Religious Accommodations: Unanswered Questions in Patterson v. Walgreen Co.
Issues in Question:
- Do organizations need to provide a complete accommodation for a religious accommodation to be reasonable? In other words, if my religion requires no work on Saturdays, is my employer required to provide me all Saturdays off?
- What counts as a reasonable accommodation?
- At what point is an accommodation an “undue hardship” on the employer?
Darrell Patterson was deeply committed to his faith as a Seventh-day Adventist, as well as his job as a trainer for Walgreens. Seventh-day Adventism is a Protestant Christian denomination, known for a commitment to conservative values as well as an emphasis on diet and health – but what they are most known for is an insistence on recognizing the Sabbath from sundown on Friday to sundown on Saturday, in line with Judaism. Patterson made a deal with his manager that they would try to avoid scheduling him on Saturdays. If he had to be scheduled on Saturdays, he would be allowed to find an “equal” replacement. There were only a few times over his six years with the company where he could not be accommodated, each receiving progressive punishment, and in 2011 he was fired for missing an emergency training, where he was expected to train a large number of call-center workers for a shift in job responsibilities.
He sued in 2014, alleging that Walgreens did not reasonably accommodate him. Walgreens won at the 11th US Circuit Court of Appeals because they found it unreasonable for Patterson to expect Walgreens to guarantee that he would never work a Friday evening or Saturday. The Supreme Court did not review the case because the lower court’s decision did not seem to turn on the details of the questions, as discussed below.
On February 25th, 2020, the Supreme Court declined to review the lower court ruling in the case of Patterson v. Walgreen Co. To oversimplify, this means that the decision was returned to that lower court and that the decision is only binding to citizens under their purview, in this case, the 11th US Circuit Court of Appeals. But, the case might have answered a wide variety of questions about religion, employee rights, and employer rights in the United States.
A few terms are relevant for discussion are from Title VII, which prohibits employment discrimination “because of the individual’s religion” and is expected to provide a reasonable accommodation unless it were to cause an undue hardship on the employer. Reasonable accommodation and undue hardship have been defined differently by a variety of courts. Who gets to decide what is reasonable? At what point is the hardship “undue” or de minimis?
Is the accommodation only reasonable if it is a full accommodation?
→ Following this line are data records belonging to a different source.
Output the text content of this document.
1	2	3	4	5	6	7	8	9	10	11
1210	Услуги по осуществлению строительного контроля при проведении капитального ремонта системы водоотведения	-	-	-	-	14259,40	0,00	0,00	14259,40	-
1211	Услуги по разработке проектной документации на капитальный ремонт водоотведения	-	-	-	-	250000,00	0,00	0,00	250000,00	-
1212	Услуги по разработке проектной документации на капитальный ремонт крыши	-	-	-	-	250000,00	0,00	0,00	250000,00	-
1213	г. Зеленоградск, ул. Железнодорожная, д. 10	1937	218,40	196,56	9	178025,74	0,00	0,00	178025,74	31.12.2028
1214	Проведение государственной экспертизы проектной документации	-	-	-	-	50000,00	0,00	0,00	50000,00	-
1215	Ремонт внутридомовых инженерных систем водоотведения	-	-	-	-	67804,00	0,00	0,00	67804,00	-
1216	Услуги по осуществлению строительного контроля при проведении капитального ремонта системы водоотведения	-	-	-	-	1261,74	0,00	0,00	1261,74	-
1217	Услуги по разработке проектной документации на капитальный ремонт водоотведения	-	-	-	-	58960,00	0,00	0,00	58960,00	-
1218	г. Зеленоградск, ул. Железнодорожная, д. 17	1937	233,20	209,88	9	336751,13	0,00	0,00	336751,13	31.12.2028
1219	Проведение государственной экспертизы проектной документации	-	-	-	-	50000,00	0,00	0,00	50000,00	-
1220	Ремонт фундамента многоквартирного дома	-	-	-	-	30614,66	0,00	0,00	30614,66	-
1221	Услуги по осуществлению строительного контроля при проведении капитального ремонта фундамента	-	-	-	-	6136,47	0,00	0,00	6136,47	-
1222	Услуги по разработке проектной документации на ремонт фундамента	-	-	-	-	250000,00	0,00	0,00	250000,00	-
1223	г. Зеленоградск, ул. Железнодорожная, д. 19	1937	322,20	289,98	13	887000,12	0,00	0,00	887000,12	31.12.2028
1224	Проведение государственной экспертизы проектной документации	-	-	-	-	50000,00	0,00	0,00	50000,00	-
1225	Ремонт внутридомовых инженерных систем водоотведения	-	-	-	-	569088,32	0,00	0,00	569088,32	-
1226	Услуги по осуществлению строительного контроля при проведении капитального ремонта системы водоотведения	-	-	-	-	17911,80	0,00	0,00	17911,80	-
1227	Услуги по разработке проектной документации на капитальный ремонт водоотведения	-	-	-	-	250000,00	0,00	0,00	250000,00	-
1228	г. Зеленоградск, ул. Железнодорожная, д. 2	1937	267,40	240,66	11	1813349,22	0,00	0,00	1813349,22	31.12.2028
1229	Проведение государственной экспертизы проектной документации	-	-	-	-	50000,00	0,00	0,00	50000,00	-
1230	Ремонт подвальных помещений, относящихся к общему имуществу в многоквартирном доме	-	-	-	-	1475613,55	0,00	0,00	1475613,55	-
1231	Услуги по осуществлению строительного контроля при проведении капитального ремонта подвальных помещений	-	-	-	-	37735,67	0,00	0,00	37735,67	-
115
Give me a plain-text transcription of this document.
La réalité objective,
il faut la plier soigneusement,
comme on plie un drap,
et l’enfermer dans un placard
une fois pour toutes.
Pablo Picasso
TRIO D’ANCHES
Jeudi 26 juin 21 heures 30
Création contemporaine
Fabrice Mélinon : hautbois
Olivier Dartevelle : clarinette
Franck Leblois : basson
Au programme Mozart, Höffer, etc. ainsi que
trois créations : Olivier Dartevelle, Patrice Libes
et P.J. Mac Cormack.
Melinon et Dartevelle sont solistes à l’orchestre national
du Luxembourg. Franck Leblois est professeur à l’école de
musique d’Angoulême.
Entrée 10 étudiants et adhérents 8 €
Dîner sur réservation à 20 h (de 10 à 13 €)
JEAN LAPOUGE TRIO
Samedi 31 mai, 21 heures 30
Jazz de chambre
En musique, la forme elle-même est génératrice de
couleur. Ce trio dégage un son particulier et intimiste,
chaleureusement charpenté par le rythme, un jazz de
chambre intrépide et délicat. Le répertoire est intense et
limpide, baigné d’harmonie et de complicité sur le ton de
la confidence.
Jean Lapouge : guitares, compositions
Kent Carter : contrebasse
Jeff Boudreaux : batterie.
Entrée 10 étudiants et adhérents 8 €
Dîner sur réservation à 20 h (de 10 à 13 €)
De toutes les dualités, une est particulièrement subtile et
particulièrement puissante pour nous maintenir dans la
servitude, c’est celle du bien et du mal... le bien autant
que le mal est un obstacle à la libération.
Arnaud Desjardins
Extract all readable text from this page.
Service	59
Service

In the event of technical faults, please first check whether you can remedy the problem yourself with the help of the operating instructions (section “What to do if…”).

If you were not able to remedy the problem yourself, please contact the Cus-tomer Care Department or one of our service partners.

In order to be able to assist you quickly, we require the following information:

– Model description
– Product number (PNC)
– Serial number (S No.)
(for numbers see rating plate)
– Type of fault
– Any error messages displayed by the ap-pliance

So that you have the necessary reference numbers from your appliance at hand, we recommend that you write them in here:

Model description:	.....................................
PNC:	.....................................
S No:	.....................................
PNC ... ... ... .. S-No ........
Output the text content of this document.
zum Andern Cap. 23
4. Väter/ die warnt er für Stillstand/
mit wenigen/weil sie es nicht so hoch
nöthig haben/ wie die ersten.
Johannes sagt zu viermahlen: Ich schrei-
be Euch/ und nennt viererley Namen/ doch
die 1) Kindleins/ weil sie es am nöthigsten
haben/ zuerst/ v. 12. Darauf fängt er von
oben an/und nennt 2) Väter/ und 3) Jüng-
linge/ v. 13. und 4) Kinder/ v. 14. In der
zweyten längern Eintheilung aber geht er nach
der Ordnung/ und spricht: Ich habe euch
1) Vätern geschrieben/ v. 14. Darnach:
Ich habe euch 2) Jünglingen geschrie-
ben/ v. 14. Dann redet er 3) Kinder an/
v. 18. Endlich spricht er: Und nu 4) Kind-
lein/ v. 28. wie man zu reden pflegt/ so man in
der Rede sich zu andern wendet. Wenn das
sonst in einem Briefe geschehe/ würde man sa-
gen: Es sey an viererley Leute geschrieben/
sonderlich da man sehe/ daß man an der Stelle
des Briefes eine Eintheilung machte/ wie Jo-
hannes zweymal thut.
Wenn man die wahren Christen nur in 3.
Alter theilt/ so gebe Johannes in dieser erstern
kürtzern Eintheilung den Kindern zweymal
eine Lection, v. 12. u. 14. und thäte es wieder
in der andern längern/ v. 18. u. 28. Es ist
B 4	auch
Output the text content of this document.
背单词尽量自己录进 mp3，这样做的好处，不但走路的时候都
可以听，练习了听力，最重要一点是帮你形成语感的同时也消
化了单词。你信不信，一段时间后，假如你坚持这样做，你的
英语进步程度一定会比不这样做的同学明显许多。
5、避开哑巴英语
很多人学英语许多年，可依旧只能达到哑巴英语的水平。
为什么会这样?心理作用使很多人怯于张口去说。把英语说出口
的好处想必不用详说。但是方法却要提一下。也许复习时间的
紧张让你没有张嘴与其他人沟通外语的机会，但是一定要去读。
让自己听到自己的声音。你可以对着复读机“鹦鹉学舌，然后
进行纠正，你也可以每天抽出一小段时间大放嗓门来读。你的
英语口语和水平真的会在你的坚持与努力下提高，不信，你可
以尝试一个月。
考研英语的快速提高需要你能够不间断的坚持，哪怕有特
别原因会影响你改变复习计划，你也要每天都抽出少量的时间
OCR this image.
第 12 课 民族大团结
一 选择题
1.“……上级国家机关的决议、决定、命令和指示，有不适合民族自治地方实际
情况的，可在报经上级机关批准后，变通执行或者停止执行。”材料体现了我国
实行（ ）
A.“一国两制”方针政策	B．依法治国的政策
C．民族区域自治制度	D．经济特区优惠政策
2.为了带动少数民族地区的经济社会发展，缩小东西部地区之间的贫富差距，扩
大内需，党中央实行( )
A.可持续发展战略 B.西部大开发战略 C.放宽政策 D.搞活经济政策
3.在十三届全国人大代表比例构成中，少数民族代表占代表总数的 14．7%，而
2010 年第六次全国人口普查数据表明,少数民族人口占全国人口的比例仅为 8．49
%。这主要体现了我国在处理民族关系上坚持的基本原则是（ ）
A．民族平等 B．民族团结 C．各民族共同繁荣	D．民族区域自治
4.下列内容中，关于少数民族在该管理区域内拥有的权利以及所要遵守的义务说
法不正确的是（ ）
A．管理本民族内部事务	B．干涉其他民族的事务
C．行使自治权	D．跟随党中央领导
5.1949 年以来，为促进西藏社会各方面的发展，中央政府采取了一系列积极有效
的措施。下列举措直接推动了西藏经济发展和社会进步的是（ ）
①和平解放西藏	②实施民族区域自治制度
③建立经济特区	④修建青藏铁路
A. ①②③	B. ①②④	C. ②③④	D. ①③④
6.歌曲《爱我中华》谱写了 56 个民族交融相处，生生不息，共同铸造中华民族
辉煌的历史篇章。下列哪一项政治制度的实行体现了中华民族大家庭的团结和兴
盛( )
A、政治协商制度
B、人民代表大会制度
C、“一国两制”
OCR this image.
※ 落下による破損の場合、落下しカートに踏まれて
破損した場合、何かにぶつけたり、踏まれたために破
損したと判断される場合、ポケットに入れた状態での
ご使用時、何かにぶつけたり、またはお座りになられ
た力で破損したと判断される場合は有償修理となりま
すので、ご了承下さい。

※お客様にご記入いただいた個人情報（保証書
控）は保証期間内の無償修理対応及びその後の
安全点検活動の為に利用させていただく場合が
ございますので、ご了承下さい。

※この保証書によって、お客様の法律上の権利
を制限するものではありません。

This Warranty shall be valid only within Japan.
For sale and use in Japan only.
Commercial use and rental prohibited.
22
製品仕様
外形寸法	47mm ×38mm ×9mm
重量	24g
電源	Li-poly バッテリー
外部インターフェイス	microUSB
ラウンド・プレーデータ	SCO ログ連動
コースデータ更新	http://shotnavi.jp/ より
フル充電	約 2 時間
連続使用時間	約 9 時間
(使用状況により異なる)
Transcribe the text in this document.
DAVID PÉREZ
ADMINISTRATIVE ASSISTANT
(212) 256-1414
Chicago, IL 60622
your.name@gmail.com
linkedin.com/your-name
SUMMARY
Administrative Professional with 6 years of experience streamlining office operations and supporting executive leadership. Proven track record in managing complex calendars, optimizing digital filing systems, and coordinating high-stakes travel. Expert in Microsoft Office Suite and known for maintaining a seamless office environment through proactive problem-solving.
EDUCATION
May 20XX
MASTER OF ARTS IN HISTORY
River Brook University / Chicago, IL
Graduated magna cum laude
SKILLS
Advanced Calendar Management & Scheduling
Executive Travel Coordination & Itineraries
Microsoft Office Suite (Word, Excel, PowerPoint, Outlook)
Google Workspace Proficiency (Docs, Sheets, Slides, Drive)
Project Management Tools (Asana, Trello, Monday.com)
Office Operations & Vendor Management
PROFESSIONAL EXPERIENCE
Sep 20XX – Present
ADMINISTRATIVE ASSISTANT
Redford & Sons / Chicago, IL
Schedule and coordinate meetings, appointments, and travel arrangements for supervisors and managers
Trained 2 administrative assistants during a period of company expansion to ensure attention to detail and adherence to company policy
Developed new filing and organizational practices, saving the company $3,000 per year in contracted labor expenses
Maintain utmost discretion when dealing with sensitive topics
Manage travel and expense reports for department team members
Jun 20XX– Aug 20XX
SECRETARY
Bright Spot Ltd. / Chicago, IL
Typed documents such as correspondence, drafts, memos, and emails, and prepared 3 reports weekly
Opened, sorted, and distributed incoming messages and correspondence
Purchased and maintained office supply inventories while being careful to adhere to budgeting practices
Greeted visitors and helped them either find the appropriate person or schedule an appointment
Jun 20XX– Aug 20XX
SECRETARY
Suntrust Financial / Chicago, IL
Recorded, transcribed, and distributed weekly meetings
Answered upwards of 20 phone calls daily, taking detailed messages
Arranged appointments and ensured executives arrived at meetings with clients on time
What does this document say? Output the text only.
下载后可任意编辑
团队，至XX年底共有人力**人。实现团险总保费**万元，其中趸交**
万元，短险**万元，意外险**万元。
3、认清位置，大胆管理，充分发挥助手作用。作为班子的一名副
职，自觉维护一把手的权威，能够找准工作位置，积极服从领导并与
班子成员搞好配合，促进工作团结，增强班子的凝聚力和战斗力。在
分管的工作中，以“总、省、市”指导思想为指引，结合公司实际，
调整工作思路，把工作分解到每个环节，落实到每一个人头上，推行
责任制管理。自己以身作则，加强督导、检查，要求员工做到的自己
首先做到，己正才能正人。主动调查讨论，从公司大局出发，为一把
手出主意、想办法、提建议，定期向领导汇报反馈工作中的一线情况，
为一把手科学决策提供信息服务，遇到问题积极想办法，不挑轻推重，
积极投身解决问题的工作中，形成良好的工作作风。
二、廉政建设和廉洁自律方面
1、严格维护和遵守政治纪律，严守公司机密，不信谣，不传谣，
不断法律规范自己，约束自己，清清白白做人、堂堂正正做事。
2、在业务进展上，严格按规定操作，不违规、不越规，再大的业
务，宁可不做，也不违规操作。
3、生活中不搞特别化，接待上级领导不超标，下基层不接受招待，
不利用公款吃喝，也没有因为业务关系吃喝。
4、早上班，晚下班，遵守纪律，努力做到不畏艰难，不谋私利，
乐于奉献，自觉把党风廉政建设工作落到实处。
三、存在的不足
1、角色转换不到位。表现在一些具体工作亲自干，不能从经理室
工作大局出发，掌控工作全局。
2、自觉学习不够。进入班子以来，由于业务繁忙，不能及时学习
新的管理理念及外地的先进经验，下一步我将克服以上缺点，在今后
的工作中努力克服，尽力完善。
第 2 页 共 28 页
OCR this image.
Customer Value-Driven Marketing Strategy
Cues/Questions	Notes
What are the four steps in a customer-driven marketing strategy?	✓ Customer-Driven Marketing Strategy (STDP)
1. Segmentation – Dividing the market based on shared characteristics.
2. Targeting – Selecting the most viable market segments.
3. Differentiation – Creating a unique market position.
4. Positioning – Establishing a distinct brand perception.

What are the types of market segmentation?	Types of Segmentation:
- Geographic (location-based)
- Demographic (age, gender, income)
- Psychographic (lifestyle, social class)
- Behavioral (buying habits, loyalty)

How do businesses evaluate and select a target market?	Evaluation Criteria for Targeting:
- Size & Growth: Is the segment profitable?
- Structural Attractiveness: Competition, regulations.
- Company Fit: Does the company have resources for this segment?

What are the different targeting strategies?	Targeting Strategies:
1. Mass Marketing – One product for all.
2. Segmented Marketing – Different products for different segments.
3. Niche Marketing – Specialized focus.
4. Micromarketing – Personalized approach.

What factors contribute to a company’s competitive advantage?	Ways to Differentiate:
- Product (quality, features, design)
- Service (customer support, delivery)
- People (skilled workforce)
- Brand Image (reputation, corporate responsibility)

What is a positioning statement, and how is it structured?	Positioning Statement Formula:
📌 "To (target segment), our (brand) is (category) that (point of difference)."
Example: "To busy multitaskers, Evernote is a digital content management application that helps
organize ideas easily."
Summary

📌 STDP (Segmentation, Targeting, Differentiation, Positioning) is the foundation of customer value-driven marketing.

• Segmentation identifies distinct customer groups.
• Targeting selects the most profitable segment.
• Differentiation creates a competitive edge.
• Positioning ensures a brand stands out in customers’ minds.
The only reasonable accommodation in Patterson’s view was to abstain from work on Saturdays, as his religion teaches that there is no room for negotiation when observing the Sabbath. Walden v. Centers for Disease Control & Prevention says that “a reasonable accommodation is one that eliminates the conflict between employment requirements and religious practices”. But, accommodation is not expected at all costs.
Undue hardship has also been defined differently in various cases. The most commonly cited case in employment religious discrimination is TWA v. Hardison (1977) which determined that undue hardship could be defined as a de minimis (minimal) cost, which has not really helped organizations figure out the correct approach. For Walgreens, it was an undue hardship to require other trainers to always cover Saturdays or to never have Patterson attend Friday night or Saturday training. But, if an undue burden is anything that can be seen as costing the company any amount of money or time, then religion would never be accommodated in the workplace. This is not a valid approach either.
The Supreme Court is hoping for a case that would identify the following questions with clarity: (1) Is the employer required to provide partial accommodation even if the full accommodation would impose undue hardship? (2) Can an employer show that an accommodation would impose an undue hardship based on speculative harm? The Supreme Court has also expressed an interest in revisiting the de minimis standard as well. These questions would resolve many of the difficulties that organizations have in determining expected accommodations, but this was not the right case for these to be resolved.
In my view, organizations have a responsibility to do what they can do to accommodate religious practices in the workplace (within reason). The burdens of time and cost on the organization are dramatically reduced if the organization is prepared, organized, strategic, and literate regarding religion in the workplace. A conversation with someone who has prepared for religious inclusion in the workplace would have likely brought out potential strategies to accommodate Patterson – for example, there seemed to be no conversation about whether Walgreens or Patterson could record training for later use.
Many people are confused with the ranging definitions and legal jargon with accommodations. This is why Tri-Faith Initiative is working to provide education and support for organizations trying to navigate religious matters in the workplace, whether they are legal issues, inclusion strategy, or religious literacy for professionals.